The Army Corps of Engineers has opened the floodgates on the Morganza Spillway in an attempt to control the flow of the floodwaters by diverting them around Baton Rouge and New Orleans into the Atchafalaya river basin, a low-lying area of central Louisiana.
The Morganza Spillway was built in the 1950's to relieve flood pressure on Mississippi River. It was last opened in 1973 and is twenty miles (32.2km) long with one-hundred twenty-five gates that can release up to 600,000 cubic feet/sec (17,000 cubic metres/sec).
The water will flow south, purposely flooding homes and farms in the state's Cajun country under an expected ten to twenty feet of water while bypassing the larger cities. If all goes according to plan, the water will run south to Morgan City - where workers are rushing to reinforces levees - and into the Gulf of Mexico.

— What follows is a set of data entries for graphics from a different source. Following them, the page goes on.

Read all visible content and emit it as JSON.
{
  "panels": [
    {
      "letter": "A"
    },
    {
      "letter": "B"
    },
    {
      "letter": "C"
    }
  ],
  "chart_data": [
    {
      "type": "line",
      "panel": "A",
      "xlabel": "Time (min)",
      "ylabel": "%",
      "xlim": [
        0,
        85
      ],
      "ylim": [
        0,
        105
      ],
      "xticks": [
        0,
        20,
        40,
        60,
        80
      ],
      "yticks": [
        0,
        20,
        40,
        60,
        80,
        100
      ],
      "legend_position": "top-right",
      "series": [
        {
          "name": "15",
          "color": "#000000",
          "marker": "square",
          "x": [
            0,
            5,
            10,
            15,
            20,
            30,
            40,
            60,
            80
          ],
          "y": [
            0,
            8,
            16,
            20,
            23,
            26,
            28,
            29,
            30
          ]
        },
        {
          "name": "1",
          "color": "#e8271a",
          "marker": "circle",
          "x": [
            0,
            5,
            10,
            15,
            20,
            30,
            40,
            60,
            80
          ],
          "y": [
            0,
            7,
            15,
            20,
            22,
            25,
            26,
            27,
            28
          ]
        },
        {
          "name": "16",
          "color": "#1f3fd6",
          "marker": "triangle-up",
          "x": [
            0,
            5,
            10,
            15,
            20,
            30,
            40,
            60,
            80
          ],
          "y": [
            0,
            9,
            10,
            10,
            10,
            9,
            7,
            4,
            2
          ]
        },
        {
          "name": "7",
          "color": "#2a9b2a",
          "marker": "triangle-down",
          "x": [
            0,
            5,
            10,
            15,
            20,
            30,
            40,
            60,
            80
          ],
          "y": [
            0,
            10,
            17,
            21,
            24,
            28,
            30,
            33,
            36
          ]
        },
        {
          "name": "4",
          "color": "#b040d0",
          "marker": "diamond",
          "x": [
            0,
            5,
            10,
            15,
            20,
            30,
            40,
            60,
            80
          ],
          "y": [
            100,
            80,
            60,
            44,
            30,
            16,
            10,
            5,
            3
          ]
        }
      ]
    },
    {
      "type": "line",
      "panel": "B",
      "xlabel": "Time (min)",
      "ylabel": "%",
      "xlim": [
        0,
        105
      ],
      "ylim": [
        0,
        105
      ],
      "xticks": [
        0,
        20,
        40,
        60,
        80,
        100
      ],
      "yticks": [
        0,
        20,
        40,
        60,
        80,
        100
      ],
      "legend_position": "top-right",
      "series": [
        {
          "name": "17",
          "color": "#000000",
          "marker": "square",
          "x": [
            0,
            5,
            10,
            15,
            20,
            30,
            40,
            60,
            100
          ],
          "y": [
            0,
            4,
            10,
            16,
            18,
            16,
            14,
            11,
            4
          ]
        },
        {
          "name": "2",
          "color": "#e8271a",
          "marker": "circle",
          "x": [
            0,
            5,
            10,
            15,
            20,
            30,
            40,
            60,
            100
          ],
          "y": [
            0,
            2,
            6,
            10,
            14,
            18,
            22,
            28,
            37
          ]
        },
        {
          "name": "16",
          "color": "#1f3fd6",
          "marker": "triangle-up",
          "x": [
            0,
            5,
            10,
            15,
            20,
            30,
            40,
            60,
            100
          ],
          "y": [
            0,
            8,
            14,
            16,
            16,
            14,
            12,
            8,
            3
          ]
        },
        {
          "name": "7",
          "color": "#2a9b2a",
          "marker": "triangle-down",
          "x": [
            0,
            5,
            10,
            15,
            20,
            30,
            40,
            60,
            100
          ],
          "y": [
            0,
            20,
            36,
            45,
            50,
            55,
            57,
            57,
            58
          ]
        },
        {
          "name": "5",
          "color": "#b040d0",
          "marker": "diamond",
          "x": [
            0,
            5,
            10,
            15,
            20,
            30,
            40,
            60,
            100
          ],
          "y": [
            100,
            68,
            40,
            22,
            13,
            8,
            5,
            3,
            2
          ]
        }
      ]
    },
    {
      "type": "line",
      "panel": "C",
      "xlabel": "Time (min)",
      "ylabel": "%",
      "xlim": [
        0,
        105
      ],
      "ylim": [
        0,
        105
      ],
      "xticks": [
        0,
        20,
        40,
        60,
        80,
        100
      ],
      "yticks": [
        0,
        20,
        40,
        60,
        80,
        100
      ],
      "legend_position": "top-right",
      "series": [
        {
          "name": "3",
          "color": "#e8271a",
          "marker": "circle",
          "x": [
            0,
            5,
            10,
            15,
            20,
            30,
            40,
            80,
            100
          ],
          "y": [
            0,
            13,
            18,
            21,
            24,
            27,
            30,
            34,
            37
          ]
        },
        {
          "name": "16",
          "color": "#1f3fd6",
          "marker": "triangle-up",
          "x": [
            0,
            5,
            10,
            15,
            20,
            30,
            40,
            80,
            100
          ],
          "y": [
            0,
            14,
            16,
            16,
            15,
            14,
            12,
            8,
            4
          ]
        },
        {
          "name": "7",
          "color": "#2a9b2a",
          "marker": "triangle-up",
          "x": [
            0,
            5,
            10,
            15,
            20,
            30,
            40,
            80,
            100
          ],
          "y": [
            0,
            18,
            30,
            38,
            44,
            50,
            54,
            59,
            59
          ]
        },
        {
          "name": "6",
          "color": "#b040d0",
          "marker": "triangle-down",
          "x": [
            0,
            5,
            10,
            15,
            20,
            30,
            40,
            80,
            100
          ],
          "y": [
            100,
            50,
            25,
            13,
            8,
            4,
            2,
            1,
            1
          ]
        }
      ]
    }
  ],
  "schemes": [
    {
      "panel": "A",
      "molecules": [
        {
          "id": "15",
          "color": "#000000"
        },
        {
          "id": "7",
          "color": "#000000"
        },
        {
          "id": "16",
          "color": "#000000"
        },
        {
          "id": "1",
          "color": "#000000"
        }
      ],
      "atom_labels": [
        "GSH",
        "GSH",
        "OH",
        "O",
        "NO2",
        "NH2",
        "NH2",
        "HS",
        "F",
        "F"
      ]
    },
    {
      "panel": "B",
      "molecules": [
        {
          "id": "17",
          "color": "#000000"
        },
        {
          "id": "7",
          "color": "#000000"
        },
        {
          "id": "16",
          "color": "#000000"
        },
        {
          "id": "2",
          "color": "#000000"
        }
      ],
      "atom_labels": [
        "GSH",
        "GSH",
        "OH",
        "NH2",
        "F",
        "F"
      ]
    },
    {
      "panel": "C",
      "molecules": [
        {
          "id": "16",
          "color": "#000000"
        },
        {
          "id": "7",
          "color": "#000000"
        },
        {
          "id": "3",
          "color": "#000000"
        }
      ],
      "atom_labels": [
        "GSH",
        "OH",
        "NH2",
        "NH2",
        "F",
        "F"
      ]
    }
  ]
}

Corps spokesman Col Ed Fleming said: "It's a historic day, not only for the entire Mississippi River but for the state of Louisiana. Today's the first day in the history of our nation that we have had three floodways open."
Col Fleming said the opening would be slow to, "make sure folks have the understanding that water is coming their way and they evacuate according to their local procedures".
Wildlife has also required time to get to higher ground. The residents of the low lying areas of Louisiana whose homes and farms are being sacrificed to save the more populous cities are doing the same.